A GEORGE III MAHOGANY WRITING-TABLE
A GEORGE III MAHOGANY WRITING-TABLE

CIRCA 1765

Details
A GEORGE III MAHOGANY WRITING-TABLE
Circa 1765
With three-quarter gallery serpentine top above a writing slide and serpentine apron with conforming molded border faced as a drawer and the sides with single working and false drawer on square cabriole legs, the back with pleated floral-silk covered sliding fire screen, one mahogany-lined drawer formerly fitted, bearing the trade label of Norman Adams, London
28in. (71cm.) high, 24in. (61cm.) wide, 14in. (36cm.) deep
Provenance
Acquired from Norman Adams, Ltd., London.

Lot Essay

The table is executed in the French manner propagated by cabinet-makers such as John Cobb (d.1778) and Thomas Chippendale (d.1778), who supplied a writing-table of similar character to Sir Rowland Winn for Nostell Priory as early as 1766 (illustrated in A. Coleridge, Chippendale Furniture, London, 1968, pl.354). This form of serpentined table-top concealing dressing-compartments and a mirror subsequently featured as a 'Lady's Dressing Table' pattern in Messrs. A. Hepplewhite & Co.'s The Cabinet-Maker and Upholsterer's Guide, 1788, pl.2. It also featured on the trade card for 'Jon Macklane Cabinet Maker and UPHOLDER in Little Newport Street near Leicester Square London', almost certainly the same cabinet-maker as the more famous John McLean of Upper Marylebone Street (S. Redburn, 'John McLean & Son', Furniture History Society Journal, Leeds, 1978, pl.31a).

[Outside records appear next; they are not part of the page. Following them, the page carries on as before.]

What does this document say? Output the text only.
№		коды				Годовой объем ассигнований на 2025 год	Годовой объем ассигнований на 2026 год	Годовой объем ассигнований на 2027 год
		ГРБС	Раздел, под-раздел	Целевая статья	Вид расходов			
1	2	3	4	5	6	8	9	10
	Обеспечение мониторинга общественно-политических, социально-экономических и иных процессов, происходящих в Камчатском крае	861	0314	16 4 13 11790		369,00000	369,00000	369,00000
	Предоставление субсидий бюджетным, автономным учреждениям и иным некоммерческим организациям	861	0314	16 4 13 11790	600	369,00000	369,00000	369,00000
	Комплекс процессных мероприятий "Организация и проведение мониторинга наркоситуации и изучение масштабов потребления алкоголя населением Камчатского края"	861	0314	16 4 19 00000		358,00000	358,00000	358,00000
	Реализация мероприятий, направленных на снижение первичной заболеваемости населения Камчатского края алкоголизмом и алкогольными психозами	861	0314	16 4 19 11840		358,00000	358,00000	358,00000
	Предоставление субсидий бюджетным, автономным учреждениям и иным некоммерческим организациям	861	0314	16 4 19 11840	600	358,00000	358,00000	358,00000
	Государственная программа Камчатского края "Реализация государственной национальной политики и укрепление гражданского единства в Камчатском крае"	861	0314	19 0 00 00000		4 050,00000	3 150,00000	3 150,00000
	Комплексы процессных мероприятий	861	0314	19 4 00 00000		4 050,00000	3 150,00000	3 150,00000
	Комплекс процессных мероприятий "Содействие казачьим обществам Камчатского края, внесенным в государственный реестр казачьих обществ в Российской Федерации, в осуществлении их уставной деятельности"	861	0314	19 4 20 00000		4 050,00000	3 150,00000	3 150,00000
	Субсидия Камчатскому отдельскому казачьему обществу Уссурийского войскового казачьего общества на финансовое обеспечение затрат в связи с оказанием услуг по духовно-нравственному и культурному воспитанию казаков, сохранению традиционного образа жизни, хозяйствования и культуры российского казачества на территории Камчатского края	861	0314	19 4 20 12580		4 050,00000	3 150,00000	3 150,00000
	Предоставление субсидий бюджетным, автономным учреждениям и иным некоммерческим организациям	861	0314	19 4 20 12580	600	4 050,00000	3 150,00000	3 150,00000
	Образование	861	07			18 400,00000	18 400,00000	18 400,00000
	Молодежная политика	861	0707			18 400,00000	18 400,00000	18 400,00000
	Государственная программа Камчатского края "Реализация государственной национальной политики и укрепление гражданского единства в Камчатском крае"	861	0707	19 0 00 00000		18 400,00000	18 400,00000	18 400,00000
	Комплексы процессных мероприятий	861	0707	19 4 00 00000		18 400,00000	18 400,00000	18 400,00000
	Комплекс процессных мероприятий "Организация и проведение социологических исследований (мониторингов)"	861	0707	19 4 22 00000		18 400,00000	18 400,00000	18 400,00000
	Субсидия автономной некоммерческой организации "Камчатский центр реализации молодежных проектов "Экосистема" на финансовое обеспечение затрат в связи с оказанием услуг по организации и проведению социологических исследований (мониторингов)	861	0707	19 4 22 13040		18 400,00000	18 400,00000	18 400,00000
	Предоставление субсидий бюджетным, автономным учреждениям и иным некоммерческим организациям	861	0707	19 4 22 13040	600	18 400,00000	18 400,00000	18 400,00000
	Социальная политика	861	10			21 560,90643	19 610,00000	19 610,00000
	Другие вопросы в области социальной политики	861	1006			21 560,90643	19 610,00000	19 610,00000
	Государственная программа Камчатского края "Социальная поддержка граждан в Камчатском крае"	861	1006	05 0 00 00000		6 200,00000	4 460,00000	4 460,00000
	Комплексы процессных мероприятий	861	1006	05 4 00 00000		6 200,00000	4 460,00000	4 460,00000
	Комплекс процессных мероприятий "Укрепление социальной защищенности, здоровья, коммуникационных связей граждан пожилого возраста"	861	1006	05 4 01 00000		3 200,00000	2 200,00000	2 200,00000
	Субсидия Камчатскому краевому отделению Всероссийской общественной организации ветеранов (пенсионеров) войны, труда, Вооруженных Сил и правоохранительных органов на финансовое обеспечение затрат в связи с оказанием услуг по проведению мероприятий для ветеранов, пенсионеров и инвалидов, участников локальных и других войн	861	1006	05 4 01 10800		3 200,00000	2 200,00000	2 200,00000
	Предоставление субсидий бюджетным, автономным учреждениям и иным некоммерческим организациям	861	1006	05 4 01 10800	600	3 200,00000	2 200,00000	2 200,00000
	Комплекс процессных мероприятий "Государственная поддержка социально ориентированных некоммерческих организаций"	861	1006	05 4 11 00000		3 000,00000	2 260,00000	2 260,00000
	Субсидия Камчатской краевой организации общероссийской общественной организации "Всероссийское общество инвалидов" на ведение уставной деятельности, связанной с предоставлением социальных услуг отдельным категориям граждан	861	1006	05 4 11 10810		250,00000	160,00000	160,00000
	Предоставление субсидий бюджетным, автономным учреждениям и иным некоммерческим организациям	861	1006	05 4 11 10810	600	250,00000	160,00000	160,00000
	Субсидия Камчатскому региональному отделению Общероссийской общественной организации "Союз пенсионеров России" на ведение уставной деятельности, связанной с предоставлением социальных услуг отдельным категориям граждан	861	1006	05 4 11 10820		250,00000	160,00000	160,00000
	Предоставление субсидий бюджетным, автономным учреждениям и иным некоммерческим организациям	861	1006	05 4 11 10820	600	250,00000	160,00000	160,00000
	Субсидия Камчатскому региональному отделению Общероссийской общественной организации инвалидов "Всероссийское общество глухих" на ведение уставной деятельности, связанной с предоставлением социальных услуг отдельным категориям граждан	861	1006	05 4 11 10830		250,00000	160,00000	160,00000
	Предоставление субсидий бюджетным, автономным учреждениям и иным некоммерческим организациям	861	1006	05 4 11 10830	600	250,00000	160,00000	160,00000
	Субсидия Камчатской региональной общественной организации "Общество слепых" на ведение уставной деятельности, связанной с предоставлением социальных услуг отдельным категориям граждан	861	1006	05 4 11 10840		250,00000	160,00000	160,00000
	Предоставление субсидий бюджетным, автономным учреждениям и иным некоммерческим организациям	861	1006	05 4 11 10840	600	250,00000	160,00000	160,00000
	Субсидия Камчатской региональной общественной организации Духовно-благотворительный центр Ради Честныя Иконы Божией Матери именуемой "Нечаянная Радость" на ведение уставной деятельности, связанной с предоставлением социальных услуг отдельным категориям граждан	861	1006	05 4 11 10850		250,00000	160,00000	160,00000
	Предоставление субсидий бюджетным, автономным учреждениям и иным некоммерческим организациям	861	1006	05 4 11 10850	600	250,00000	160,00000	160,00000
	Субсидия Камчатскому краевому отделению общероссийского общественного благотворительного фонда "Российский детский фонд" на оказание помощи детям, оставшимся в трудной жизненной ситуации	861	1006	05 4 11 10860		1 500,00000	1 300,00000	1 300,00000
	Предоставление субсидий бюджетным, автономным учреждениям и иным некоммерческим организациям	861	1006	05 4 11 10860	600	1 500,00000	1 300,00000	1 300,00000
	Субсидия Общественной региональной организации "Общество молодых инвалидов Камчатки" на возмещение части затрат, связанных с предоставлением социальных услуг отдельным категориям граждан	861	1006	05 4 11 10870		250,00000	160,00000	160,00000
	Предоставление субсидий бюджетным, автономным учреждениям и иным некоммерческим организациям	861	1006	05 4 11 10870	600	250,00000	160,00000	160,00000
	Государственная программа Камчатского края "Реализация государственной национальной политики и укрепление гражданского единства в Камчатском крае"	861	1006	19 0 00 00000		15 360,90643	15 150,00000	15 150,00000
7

A closely related table, but without the firescreen was sold anonymously at Christie's London, 13 April 1989, lot 68 (£7,700), while another dressing-table of this form from the estate of David Berg, Esq., was sold in these Rooms, 21 October 1999, lot 87. Two further tables of similar form are illustrated in F. L. Hinckley, Hepplewhite, Sheraton and Regency Furniture, New York, 1987, figs. 21-2.